Second, CNN buried a key fact deep down in its article: Two of the startups the report mentions, Lenndo and Kreditech, are not U.S. companies, and do not do much (if any) business in the U.S. In fact, as CNN mentions, Lenndo only provides loans in Columbia, the Philippines, and Mexico.

OK, so now that we have what’s not happening, let’s dig into what is. Long story short: The long-respected FICO credit score is no longer the only factor that matters. And credit worthiness predictions are increasingly taking whom you know and what you say on social media into consideration.

For example, another credit-assessment startup, Neo, investigates whether a person has the job they say they have by looking at LinkedIn contacts, according to The Economist. Neo has also, as Time reports, begun investigating whether people who make racist statements online are less credit-worthy. Given that companies like Kreditech use some 8,000 data points in determining lending risk, we can safely assume there are a slew of unknown activities that we all do online that go into determining whether we should be allowed to get a mortgage or a car loan. 

In other words, credit worthiness is one area where what you say and do online can have major real-life consequences.

This brings us to the most problematic part of this emerging system of risk assessment: Most of us have no idea what is being used against us. With FICO and other traditional credit ranking systems, the factors are fairly straight forward: Pay your bills on time, borrow a number of different loans and pay them all back, and keep low balances on the credit cards you have available. It’s more complicated than that, but not much.

As social factors come into it, however, it becomes virtually impossible to know how to behave properly. And there is little incentive for the companies calculating our risk assessments to divulge that information; if they tell us what not to do, they will have a more difficult time figuring out who is really a bad borrower.

Another reason that we don’t know what to do and not to do on social media is because the people calculating risk don’t know either. As Peter Fader of the University of Pennsylvania’s Wharton Customer Service Initiative told Knowledge@Wharton in February, “”It’s going to take years to understand what measures are truly valid.
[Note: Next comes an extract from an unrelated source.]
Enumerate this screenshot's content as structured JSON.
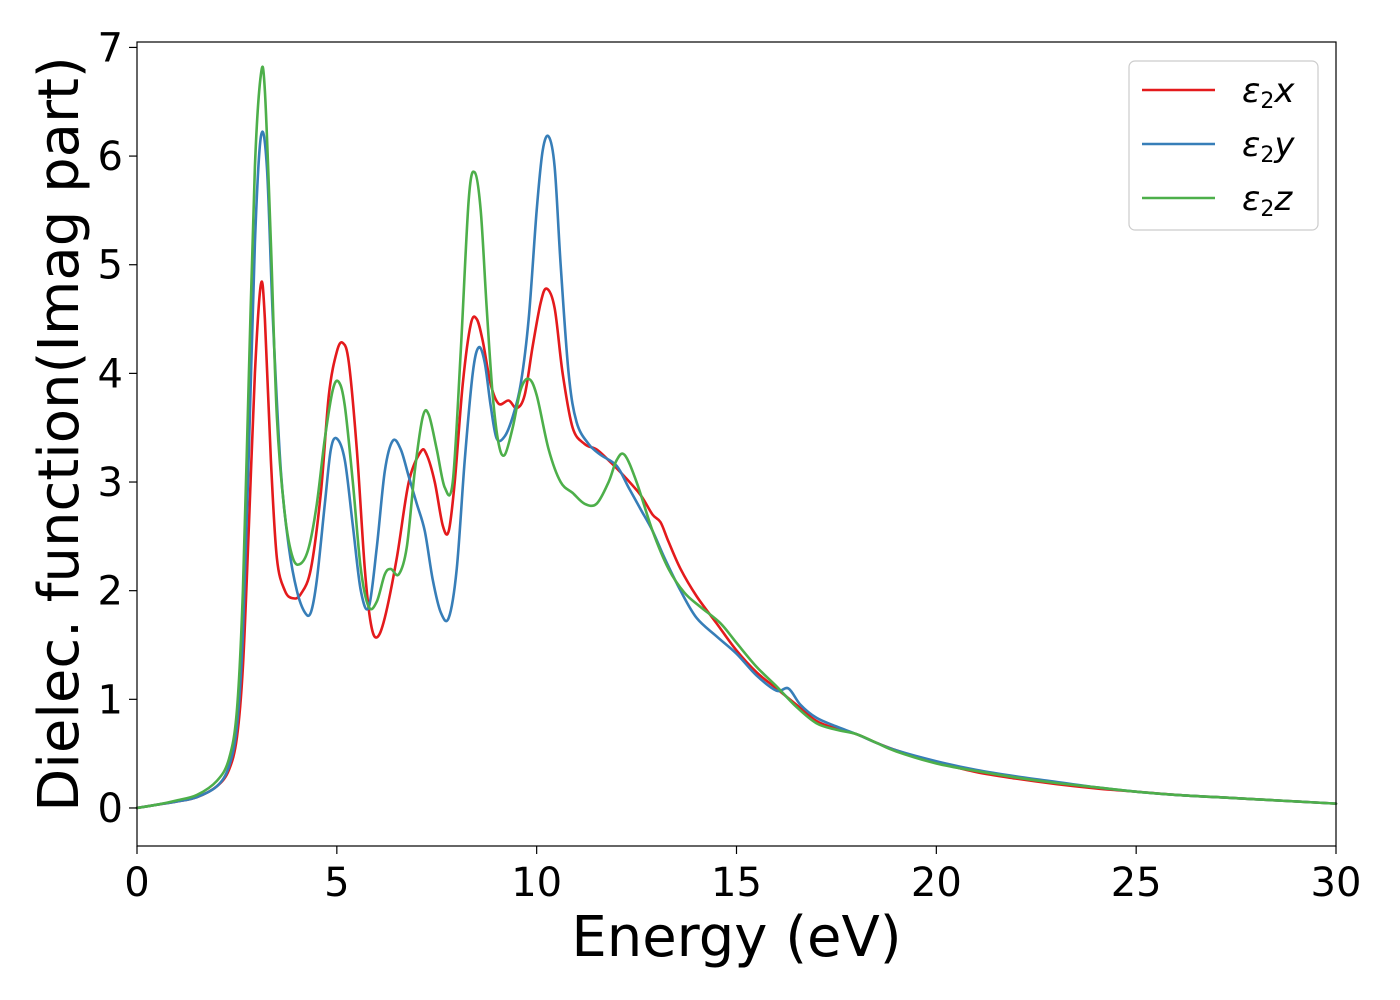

It’s the Wild West … like the early days of FICO.”

In other words, our credit worthiness is now being subjected to countless experiments, and that’s a problem – one that we likely can’t avoid, or stop, until after things start to go terribly wrong.
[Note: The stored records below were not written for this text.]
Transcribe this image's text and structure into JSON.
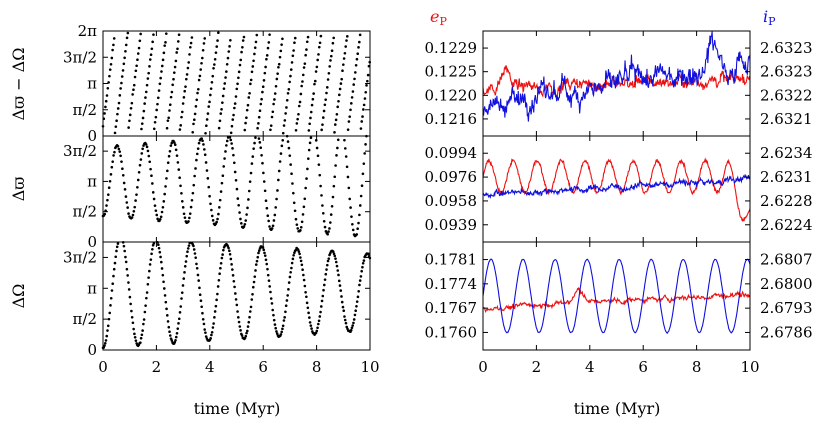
{
  "chart_data": [
    {
      "type": "scatter",
      "panel": "left-top",
      "ylabel": "Δϖ − ΔΩ",
      "ytick_labels": [
        "0",
        "π/2",
        "π",
        "3π/2",
        "2π"
      ],
      "ylim": [
        0,
        6.2832
      ],
      "xlim": [
        0,
        10
      ],
      "grid": false,
      "series": [
        {
          "color": "#000000",
          "model": "sawtooth",
          "mean_period_myr": 0.48,
          "period_jitter": 0.05,
          "sample_step_myr": 0.03,
          "value_range": [
            0.2,
            6.2
          ]
        }
      ]
    },
    {
      "type": "scatter",
      "panel": "left-middle",
      "ylabel": "Δϖ",
      "ytick_labels": [
        "0",
        "π/2",
        "π",
        "3π/2"
      ],
      "ylim": [
        0,
        5.4978
      ],
      "xlim": [
        0,
        10
      ],
      "grid": false,
      "series": [
        {
          "color": "#000000",
          "model": "sine",
          "mean": 3.1416,
          "amplitude_start": 1.8,
          "amplitude_end": 2.9,
          "period_myr": 1.05,
          "sample_step_myr": 0.033
        }
      ]
    },
    {
      "type": "scatter",
      "panel": "left-bottom",
      "ylabel": "ΔΩ",
      "xlabel": "time (Myr)",
      "ytick_labels": [
        "0",
        "π/2",
        "π",
        "3π/2"
      ],
      "xtick_labels": [
        "0",
        "2",
        "4",
        "6",
        "8",
        "10"
      ],
      "ylim": [
        0,
        5.4978
      ],
      "xlim": [
        0,
        10
      ],
      "grid": false,
      "series": [
        {
          "color": "#000000",
          "model": "sine",
          "mean": 2.95,
          "amplitude_start": 2.85,
          "amplitude_end": 1.95,
          "period_myr": 1.32,
          "sample_step_myr": 0.028
        }
      ]
    },
    {
      "type": "line",
      "panel": "right-top",
      "ylabel_left": "e",
      "ylabel_left_sub": "P",
      "ylabel_right": "i",
      "ylabel_right_sub": "P",
      "ytick_labels_left": [
        "0.1216",
        "0.1220",
        "0.1225",
        "0.1229"
      ],
      "ytick_labels_right": [
        "2.6321",
        "2.6322",
        "2.6323",
        "2.6323"
      ],
      "ylim_left": [
        0.1213,
        0.1232
      ],
      "xlim": [
        0,
        10
      ],
      "grid": false,
      "series": [
        {
          "name": "e",
          "axis": "left",
          "color": "#ee1111",
          "model": "noisy",
          "level": 0.12215,
          "drift_to": 0.12235,
          "noise": 0.00018,
          "bump_at_myr": 0.85,
          "bump": 0.0004
        },
        {
          "name": "i",
          "axis": "right",
          "color": "#1111dd",
          "model": "noisy",
          "level": 0.12185,
          "drift_to": 0.12265,
          "noise": 0.00035,
          "bump_at_myr": 8.6,
          "bump": 0.0005
        }
      ]
    },
    {
      "type": "line",
      "panel": "right-middle",
      "ytick_labels_left": [
        "0.0939",
        "0.0958",
        "0.0976",
        "0.0994"
      ],
      "ytick_labels_right": [
        "2.6224",
        "2.6228",
        "2.6231",
        "2.6234"
      ],
      "ylim_left": [
        0.093,
        0.1003
      ],
      "xlim": [
        0,
        10
      ],
      "grid": false,
      "series": [
        {
          "name": "e",
          "axis": "left",
          "color": "#ee1111",
          "model": "sine",
          "mean": 0.0975,
          "amplitude": 0.0011,
          "period_myr": 0.9,
          "noise": 0.0002,
          "end_drop_to": 0.0945
        },
        {
          "name": "i",
          "axis": "left",
          "color": "#1111dd",
          "model": "noisy",
          "level": 0.0963,
          "drift_to": 0.0973,
          "noise": 0.00035
        }
      ]
    },
    {
      "type": "line",
      "panel": "right-bottom",
      "xlabel": "time (Myr)",
      "xtick_labels": [
        "0",
        "2",
        "4",
        "6",
        "8",
        "10"
      ],
      "ytick_labels_left": [
        "0.1760",
        "0.1767",
        "0.1774",
        "0.1781"
      ],
      "ytick_labels_right": [
        "2.6786",
        "2.6793",
        "2.6800",
        "2.6807"
      ],
      "ylim_left": [
        0.1756,
        0.1787
      ],
      "xlim": [
        0,
        10
      ],
      "grid": false,
      "series": [
        {
          "name": "e",
          "axis": "left",
          "color": "#ee1111",
          "model": "noisy",
          "level": 0.1768,
          "drift_to": 0.1772,
          "noise": 0.00012,
          "bump_at_myr": 3.6,
          "bump": 0.0004
        },
        {
          "name": "i",
          "axis": "left",
          "color": "#1111dd",
          "model": "sine",
          "mean": 0.17715,
          "amplitude": 0.00105,
          "period_myr": 1.2,
          "noise": 2e-05
        }
      ]
    }
  ]
}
It’s currently impossible to give any specific advice about what not to say, or who not to “friend” or “follow” online, to help you get a loan

As disconcerting as the current situation is, it’s not all bad. One problem with traditional credit scoring is that it works against people who have little or no credit history. You are considered “guilty until proven innocent,” which means plenty of people who might be worth lending to can’t get a loan. Factoring in other metrics, including social-media data, is being used to help these “underbanked” people.
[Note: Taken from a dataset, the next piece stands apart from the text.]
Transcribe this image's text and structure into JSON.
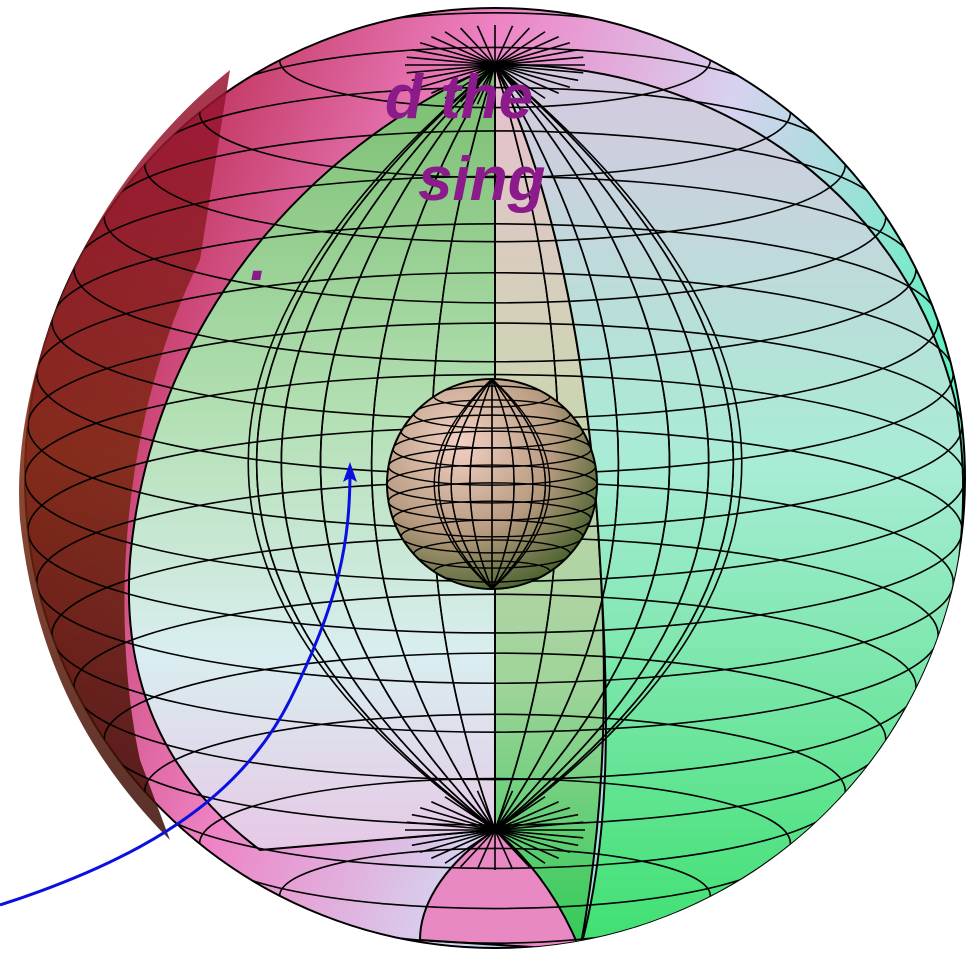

In June of last year, for example, credit agency firm Experian launched a product called Extended View, which factors “non-credit bureau data assets” that can help lenders provide loans to the estimated 64 million people in the U.S. with little or no credit history. And ZeistFinance, founded by former Google CIO Douglas Merrill, uses “Google-style machine learning” to analyze “thousands of potential credit variables – everything from financial information to technology usage.” ZeistFinance claims its credit assessment model “leads to increased credit availability for borrowers and higher repayment rates for lenders.”

In short, it’s currently impossible to give any specific advice about what not to say, or who not to “friend” or “follow” online, to help you get a loan – the factors involved in that are still evolving. So for now, the best thing you can do is keep your social circles tight, your controversial opinions to yourself, and always pay your bills on time. Everything else is up in the air.